Nous avons donc Philippe, qui est pédé, oui, homo, si ça peut vous faire plaisir. Michèle qui est lesbienne, moi d'habitude je dis gouine mais bon, je vois bien que ça vous gêne. Elle fonctionne généralement au Glenfiddich, sachant qu'elle a de gros moyens, vu qu'elle travaille au ministère de l'Agriculture. Et elle, alors, pas de regrets à avoir, parce que bâtie et boutonneuse comme elle est, pas de danger qu'elle fasse saliver les mâles.
Nous avons aussi Alain, un intellectuel qui écrit des articles de haut niveau dans le Monde diplomatique, et qui s'intéresse énormément au rugby, aux courses cyclistes, à tous les sports en général et à la Carlsberg en particulier. Également, nous avons Mustapha, qui fait cuire les pizzas dans une sorte de baraque à frites non loin d'ici. C'est le rebeu de la maison et nous y tenons énormément. Souvent, pour rigoler, on lui dit hé, Mousse, ton bourricot est encore garé en double file, tu vas te faire aligner par les guignols, et en plus ils vont te renvoyer dans ton pays par le premier avion en partance. Je m'en fous, il se marre, le bourricot il est à mon cousin, et en plus, je suis né natif de Saint-Ouen, sur la tête du Prophète. Pas besoin d'avion pour rentrer, c'est direct en autobus.
Jusqu'à il y a peu, nous avions un banquier, mais qui, depuis qu'il s'est mis en ménage avec Mademoiselle Maïa, une jeune femme polonaise bien sous tous rapports, et j'en sais quelque chose, mais que voulez-vous, on ne peut pas lutter contre le grand capital, oui je disais, qui ne vient plus nous rendre visite et c'est très regrettable pour le débit de la Leffe. Monsieur Bruno lui aussi nous a quittés, lui qui répétait sans cesse c'est clair, c'est net, en essayant de casser le bar avec ses poings. Malheureusement il a échangé un jour avec Jean-Marc des propos qui n'étaient ni clairs ni nets, et il est parti définitivement fâché après avoir, pour sortir, ouvert la porte directement avec la tête.
J'allais oublier Francis, qui est belge, lui et moi si je compte bien, ça nous fait donc deux paires de couilles belges, quatre fois, dans l'établissement. Il y a aussi Daniel le deuxième, on dit comme ça vu que le premier c'est moi, et qui est ingénieur, mais pas du tout comme Michel, lui, vu que de temps en temps il travaille un peu, et qui vient en général le dimanche matin avec sa copine Catherine, qui est jolie comme un coeur. Et je pourrais comme ça, des habitués, vous en citer encore une douzaine. Fabienne et son mari, directeur financier en retraite, qui récemment et héroïquement s'est provisoirement converti au café sucrette, rapport que son médecin a failli s'étouffer en découvrant son taux de gamma GT. T'inquiète pas, il me dit tous les jours, ils vont pas tarder à redescendre, et alors là, en route pour de nouvelles aventures.

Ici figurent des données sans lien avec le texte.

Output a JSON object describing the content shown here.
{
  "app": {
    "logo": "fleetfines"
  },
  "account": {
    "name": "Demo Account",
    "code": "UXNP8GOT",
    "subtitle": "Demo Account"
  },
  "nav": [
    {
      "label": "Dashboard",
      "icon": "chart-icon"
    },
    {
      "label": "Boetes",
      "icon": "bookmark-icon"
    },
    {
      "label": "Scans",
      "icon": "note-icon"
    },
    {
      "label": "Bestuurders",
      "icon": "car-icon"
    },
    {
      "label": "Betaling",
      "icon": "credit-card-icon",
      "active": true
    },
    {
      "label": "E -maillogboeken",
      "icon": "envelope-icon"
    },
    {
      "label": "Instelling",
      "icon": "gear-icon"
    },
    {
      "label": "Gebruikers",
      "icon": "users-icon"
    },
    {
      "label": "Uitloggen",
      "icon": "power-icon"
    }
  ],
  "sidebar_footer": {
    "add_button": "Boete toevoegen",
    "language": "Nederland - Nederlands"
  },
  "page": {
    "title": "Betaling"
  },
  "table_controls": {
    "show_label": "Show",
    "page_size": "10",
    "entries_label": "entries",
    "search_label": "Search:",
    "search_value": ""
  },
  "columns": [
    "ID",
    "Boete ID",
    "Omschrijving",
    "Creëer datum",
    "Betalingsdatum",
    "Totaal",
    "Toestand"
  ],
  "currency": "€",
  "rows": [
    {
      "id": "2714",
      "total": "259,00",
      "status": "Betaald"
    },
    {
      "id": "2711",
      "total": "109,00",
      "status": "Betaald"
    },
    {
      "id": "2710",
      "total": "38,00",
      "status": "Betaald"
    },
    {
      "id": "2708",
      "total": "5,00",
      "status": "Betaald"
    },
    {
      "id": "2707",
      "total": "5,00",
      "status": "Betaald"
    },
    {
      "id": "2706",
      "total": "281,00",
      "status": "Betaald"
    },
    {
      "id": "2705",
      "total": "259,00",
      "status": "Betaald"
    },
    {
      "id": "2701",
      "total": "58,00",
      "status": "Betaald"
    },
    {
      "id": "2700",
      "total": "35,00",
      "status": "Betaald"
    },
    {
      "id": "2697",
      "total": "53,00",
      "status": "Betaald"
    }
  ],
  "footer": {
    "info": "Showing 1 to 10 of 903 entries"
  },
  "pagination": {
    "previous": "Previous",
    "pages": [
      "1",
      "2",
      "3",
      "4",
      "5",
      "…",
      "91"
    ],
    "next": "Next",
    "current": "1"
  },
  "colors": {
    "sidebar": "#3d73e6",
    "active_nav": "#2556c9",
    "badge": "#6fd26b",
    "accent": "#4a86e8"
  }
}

Nous avons un gardien de la paix, mais qui vient en civil, sans quoi on ne le laisserait pas entrer. Il travaille de nuit. Souvent je lui demande, ça va, Fabien, pas trop mal au cul, ce matin ? Oui, parce qu'il est affecté à la brigade de surveillance des travelos, dans le Marais. Il paie beaucoup de sa personne.
Et encore bien d'autres, puisque vous insistez. Un supporter du PSG, celui-là il nous fait toujours rire, surtout le lundi, après les matchs. Un ancien guide de haute montagne, qui escalade les étages de l'ANPE toutes les semaines depuis plus de cinq ans. Un importateur de bananes et de cacahuètes, kiromane dépendant, et qui est incapable de dire combien d'enfants ils ont à eux tous, lui et sa femme et leurs ex.
Dans le genre féminin, en plus de la tondeuse à gazon, nous avons essentiellement Marie-Cécile, qui passe trois heures chez nous tous les matins et deux tous les soirs. Elle nous boit un café et un litre d'eau à l'heure en essayant de faire les mots fléchés du parisien et en se faisant aider par ses voisins.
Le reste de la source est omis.